I happened to run across a most amusing man whose name I forget--Williams or Wilson or Wilkins; some name like that--and he told me this story while we were waiting for a trolley car.

I can still remember how heartily I laughed at the time; and again, that evening, after I had gone to bed, how I laughed myself to sleep recalling the humor of this incredibly humorous story. It was really quite extraordinarily funny. In fact, I can truthfully affirm that it is quite the most amusing story I have ever had the privilege of hearing. Unfortunately, I've forgotten it.

_Biographical Facts_

Public speaking has much to do with personalities; naturally, therefore, the narration of a series of biographical details, including anecdotes among the recital of interesting facts, plays a large part in the eulogy, the memorial address, the political speech, the sermon, the lecture, and other platform deliverances. Whole addresses may be made up of such biographical details, such as a sermon on "Moses," or a lecture on "Lee."
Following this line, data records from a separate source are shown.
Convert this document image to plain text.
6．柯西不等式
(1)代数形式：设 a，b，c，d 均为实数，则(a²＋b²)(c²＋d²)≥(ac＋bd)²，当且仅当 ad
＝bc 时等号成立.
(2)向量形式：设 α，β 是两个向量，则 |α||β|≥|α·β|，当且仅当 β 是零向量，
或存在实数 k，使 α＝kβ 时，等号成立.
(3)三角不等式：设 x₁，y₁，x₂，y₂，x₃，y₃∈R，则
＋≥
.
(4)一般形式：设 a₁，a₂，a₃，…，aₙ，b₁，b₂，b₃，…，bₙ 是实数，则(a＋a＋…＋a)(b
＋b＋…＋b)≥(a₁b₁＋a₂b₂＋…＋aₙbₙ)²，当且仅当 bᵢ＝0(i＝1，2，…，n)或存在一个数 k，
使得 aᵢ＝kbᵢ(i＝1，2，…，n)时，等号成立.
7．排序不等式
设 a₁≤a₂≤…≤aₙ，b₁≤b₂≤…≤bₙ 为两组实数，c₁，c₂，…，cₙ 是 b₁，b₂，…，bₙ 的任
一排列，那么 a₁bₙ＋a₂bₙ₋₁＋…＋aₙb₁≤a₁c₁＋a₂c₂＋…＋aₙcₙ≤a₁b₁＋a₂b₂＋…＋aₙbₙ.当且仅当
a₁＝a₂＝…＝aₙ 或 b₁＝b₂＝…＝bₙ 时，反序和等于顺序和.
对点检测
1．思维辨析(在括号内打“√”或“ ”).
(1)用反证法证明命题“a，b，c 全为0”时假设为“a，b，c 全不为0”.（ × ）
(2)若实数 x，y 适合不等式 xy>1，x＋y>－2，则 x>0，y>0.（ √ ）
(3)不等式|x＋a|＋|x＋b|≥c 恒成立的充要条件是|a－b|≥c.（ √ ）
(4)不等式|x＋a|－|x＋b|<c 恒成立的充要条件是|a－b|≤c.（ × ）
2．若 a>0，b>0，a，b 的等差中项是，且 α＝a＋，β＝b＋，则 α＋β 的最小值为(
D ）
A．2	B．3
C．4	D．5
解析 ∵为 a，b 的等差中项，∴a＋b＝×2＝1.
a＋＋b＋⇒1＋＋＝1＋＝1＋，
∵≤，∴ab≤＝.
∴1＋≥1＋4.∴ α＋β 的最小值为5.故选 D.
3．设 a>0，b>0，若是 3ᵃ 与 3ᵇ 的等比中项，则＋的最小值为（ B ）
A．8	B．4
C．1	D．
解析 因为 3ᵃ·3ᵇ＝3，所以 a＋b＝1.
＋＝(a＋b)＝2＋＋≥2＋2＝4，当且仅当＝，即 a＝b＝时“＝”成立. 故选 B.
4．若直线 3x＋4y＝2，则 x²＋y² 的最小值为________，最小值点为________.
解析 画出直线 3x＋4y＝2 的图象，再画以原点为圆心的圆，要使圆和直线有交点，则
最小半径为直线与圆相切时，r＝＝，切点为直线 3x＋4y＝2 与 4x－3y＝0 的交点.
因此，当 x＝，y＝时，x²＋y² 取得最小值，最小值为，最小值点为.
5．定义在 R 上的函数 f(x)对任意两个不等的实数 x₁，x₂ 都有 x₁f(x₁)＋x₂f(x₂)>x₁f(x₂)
The following example is in itself an expanded anecdote, forming a link in a chain:

_MARIUS IN PRISON_

The peculiar sublimity of the Roman mind does not express itself, nor is it at all to be sought, in their poetry. Poetry, according to the Roman ideal of it, was not an adequate organ for the grander movements of the national mind. Roman sublimity must be looked for in Roman acts, and in Roman sayings. Where, again, will you find a more adequate expression of the Roman majesty, than in the saying of Trajan--_Imperatorem oportere stantem mori_--that Cæsar ought to die standing; a speech of imperatorial grandeur! Implying that he, who was "the foremost man of all this world,"--and, in regard to all other nations, the representative of his own,--should express its characteristic virtue in his farewell act--should die _in procinctu_--and should meet the last enemy as the first, with a Roman countenance and in a soldier's attitude. If this had an imperatorial--what follows had a consular majesty, and is almost the grandest story upon record.
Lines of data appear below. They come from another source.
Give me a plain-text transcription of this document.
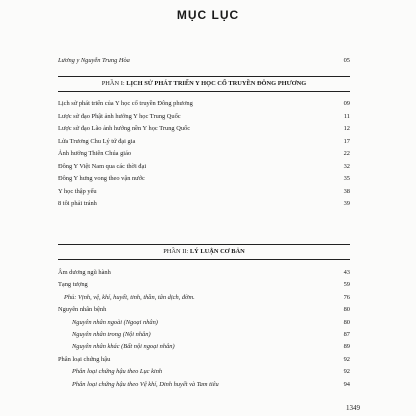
MỤC LỤC
Lương y Nguyễn Trung Hòa	05
PHẦN I: LỊCH SỬ PHÁT TRIỂN Y HỌC CỔ TRUYỀN ĐÔNG PHƯƠNG
Lịch sử phát triển của Y học cổ truyền Đông phương	09
Lược sử đạo Phật ảnh hưởng Y học Trung Quốc	11
Lược sử đạo Lão ảnh hưởng nền Y học Trung Quốc	12
Lửa Trương Chu Lý tứ đại gia	17
Ảnh hưởng Thiên Chúa giáo	22
Đông Y Việt Nam qua các thời đại	32
Đông Y hưng vong theo vận nước	35
Y học thập yếu	38
8 tôi phải tránh	39
PHẦN II: LÝ LUẬN CƠ BẢN
Âm dương ngũ hành	43
Tạng tượng	59
Phủ: Vịnh, vệ, khí, huyết, tinh, thần, tân dịch, đờm.	76
Nguyên nhân bệnh	80
Nguyên nhân ngoài (Ngoại nhân)	80
Nguyên nhân trong (Nội nhân)	87
Nguyên nhân khác (Bất nội ngoại nhân)	89
Phân loại chứng hậu	92
Phân loại chứng hậu theo Lục kinh	92
Phân loại chứng hậu theo Vệ khí, Dinh huyết và Tam tiêu	94
1349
Marius, the man who rose to be seven times consul, was in a dungeon, and a slave was sent in with commission to put him to death. These were the persons,--the two extremities of exalted and forlorn humanity, its vanward and its rearward man, a Roman consul and an abject slave. But their natural relations to each other were, by the caprice of fortune, monstrously inverted: the consul was in chains; the slave was for a moment the arbiter of his fate. By what spells, what magic, did Marius reinstate himself in his natural prerogatives? By what marvels drawn from heaven or from earth, did he, in the twinkling of an eye, again invest himself with the purple, and place between himself and his assassin a host of shadowy lictors? By the mere blank supremacy of great minds over weak ones. He _fascinated_ the slave, as a rattlesnake does a bird. Standing "like Teneriffe," he smote him with his eye, and said, "_Tune, homo, audes occidere C. Marium?_"--"Dost thou, fellow, presume to kill Caius Marius?" Whereat, the reptile, quaking under the voice, nor daring to affront the consular eye, sank gently to the ground--turned round upon his hands and feet--and, crawling out of the prison like any other vermin, left Marius standing in solitude as steadfast and immovable as the capitol.